Introduction:A variety of inflammatory disorders influence the serum white blood cell (WBC) count. Elevated systemic inflammatory insult may contribute to impaired lung function, such as obstructive or restrictive lung disease. The aim of our study is to investigate the correlation between WBC count and pulmonary function.Material and Methods:Eligible participants aged ≥ 18 years (n = 16 312) were enrolled from the United States National Health and Nutrition Examination Survey III, 1988–1994. Pertinent information including pulmonary function test, demographics, WBC count, glucose, C-reactive protein and a personal health questionnaire were obtained for subjects without known pulmonary diseases. White blood cell counts were classified into quartiles over the normal range. Multiple hierarchical regression models and trends testing were used to assess the correlation between WBC counts and pulmonary function tests.Results:In the unadjusted mode of quartile-based analysis, the beta coefficients interpreted as the differences in FEV1% predicted upon comparing subjects in the upper three quartiles of WBC count to those in the lowest quartile were − 0.007, − 0.022 and − 0.041 (P < 0.001).
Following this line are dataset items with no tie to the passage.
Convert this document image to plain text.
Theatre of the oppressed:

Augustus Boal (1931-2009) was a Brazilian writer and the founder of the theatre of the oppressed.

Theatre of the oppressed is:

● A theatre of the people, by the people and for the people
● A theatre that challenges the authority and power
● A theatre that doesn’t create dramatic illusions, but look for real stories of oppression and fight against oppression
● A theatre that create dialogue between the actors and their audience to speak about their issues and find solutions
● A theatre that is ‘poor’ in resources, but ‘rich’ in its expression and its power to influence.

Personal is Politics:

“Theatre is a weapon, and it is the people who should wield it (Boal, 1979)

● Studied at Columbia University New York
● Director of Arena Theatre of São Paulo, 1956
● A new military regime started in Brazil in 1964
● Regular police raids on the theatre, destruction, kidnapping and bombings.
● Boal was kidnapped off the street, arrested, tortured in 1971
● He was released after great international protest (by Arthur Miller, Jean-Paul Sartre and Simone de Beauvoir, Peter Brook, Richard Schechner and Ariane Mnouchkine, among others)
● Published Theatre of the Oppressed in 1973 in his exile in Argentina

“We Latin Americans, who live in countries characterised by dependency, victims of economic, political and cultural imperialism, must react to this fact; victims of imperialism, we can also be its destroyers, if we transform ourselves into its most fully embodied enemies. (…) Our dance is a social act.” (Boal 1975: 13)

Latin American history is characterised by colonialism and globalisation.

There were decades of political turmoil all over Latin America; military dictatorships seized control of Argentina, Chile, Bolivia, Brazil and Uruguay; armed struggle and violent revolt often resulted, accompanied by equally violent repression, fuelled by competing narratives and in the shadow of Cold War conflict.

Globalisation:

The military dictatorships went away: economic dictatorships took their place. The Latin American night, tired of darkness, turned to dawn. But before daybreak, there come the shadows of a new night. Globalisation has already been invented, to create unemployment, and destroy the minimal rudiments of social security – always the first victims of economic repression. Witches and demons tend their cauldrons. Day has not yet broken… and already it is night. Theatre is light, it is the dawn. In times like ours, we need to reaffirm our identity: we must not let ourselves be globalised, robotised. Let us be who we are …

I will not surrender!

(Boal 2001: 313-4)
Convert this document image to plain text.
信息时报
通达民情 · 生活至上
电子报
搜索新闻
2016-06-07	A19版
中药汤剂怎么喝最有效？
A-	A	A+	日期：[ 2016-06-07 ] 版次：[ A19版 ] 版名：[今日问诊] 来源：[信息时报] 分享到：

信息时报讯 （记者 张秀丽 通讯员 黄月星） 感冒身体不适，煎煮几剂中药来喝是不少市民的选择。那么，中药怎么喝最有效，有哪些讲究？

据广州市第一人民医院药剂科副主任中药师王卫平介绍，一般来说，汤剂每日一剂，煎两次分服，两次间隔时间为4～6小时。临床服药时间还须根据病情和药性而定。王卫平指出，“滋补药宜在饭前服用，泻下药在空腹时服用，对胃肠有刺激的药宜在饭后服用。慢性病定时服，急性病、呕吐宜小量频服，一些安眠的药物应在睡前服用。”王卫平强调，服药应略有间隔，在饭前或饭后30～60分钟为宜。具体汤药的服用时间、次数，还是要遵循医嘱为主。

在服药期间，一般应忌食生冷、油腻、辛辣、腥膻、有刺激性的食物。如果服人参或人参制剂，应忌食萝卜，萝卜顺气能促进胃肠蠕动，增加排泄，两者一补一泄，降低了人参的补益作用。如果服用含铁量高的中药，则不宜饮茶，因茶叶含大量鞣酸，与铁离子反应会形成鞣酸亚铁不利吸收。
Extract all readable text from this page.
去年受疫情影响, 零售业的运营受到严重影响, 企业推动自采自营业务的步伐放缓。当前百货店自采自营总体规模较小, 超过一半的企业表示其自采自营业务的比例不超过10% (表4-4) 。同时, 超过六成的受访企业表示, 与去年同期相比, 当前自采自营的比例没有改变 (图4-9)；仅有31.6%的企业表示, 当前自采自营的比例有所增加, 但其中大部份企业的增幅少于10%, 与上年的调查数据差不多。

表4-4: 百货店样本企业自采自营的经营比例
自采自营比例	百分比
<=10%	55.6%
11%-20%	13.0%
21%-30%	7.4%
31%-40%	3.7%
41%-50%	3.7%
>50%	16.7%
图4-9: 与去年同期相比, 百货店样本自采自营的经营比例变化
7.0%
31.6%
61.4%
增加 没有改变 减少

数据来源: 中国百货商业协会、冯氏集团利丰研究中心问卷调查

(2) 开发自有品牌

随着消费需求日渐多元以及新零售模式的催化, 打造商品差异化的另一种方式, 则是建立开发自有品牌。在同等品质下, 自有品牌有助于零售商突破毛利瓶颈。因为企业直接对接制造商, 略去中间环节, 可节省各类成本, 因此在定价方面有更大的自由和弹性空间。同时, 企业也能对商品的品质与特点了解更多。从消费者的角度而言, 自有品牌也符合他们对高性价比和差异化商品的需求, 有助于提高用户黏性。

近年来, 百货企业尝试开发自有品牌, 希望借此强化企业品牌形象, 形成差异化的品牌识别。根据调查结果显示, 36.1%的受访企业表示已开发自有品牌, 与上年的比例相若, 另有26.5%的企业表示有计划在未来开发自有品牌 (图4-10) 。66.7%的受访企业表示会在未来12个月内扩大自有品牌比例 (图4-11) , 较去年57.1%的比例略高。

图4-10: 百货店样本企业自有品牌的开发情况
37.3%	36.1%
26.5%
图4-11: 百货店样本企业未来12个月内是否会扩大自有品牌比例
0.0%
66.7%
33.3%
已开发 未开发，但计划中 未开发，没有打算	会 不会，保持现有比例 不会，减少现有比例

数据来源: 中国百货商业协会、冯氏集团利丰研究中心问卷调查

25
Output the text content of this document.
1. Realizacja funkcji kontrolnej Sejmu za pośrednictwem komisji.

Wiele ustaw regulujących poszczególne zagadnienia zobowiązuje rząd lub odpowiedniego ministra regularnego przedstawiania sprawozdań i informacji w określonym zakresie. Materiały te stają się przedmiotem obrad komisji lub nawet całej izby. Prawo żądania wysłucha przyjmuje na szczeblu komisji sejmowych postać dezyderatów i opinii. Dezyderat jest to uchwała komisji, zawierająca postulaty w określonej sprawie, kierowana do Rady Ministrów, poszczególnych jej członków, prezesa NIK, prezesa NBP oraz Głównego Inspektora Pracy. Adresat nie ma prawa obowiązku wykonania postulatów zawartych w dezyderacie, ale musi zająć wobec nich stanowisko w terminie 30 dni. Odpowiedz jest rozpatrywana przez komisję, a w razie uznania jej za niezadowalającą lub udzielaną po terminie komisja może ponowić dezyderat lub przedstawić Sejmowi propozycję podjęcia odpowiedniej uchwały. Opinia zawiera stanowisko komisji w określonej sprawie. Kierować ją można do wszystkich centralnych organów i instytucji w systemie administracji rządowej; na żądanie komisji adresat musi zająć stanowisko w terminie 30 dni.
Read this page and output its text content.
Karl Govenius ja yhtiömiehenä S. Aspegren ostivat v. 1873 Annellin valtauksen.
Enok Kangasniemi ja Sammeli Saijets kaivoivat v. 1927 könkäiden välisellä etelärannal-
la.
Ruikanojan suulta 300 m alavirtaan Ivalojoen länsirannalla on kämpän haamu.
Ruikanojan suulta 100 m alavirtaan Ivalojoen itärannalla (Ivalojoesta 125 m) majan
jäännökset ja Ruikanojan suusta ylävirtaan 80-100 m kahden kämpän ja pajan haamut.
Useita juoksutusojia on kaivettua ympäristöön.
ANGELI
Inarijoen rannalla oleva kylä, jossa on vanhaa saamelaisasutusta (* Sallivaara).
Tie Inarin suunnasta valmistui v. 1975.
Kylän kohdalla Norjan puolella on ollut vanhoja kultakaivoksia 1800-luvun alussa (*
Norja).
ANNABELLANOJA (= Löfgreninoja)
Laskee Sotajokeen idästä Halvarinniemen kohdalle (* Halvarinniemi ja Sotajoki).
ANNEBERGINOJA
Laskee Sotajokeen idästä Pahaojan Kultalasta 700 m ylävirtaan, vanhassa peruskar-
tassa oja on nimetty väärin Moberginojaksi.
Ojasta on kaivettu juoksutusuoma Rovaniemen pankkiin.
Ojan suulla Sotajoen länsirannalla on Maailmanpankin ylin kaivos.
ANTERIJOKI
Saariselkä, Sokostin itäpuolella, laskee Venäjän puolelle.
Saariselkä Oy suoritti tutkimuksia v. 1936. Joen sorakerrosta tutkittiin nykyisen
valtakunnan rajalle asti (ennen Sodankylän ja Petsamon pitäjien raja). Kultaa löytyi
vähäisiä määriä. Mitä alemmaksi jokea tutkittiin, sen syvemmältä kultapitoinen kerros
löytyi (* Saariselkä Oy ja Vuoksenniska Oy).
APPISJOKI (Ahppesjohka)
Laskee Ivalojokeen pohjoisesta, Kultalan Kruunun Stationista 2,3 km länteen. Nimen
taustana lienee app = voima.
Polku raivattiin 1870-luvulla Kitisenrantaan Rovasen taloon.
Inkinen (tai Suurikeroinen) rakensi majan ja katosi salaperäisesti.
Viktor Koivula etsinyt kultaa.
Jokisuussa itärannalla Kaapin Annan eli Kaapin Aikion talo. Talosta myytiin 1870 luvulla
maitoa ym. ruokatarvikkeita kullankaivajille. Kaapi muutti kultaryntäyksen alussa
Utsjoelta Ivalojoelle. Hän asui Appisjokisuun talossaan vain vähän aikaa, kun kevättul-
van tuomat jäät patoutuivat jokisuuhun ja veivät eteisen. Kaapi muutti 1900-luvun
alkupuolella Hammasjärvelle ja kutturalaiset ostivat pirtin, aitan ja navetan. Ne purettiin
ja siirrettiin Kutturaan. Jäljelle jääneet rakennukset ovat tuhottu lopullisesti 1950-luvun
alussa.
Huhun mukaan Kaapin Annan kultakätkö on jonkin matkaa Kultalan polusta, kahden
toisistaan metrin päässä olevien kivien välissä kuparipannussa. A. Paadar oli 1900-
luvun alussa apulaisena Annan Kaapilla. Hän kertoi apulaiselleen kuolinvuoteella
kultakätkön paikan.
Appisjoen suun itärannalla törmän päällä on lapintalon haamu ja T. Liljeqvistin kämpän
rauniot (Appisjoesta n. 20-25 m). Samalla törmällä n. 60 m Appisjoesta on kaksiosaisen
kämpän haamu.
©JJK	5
After adjusting for multiple pertinent covariates, inverse association between quartiles of WBC count and FEV1% predicted remained essentially unchanged. The negative trends between FEV1% predicted and WBC count quartiles in the stratified comparison with extended-model approach were statistically significant (P for trends < 0.001) in quartile-based multiple linear regression.Conclusions:Elevated WBC count is independently associated with declined pulmonary function. It may be a simple, accessible and inexpensive indicator of changes in pulmonary function.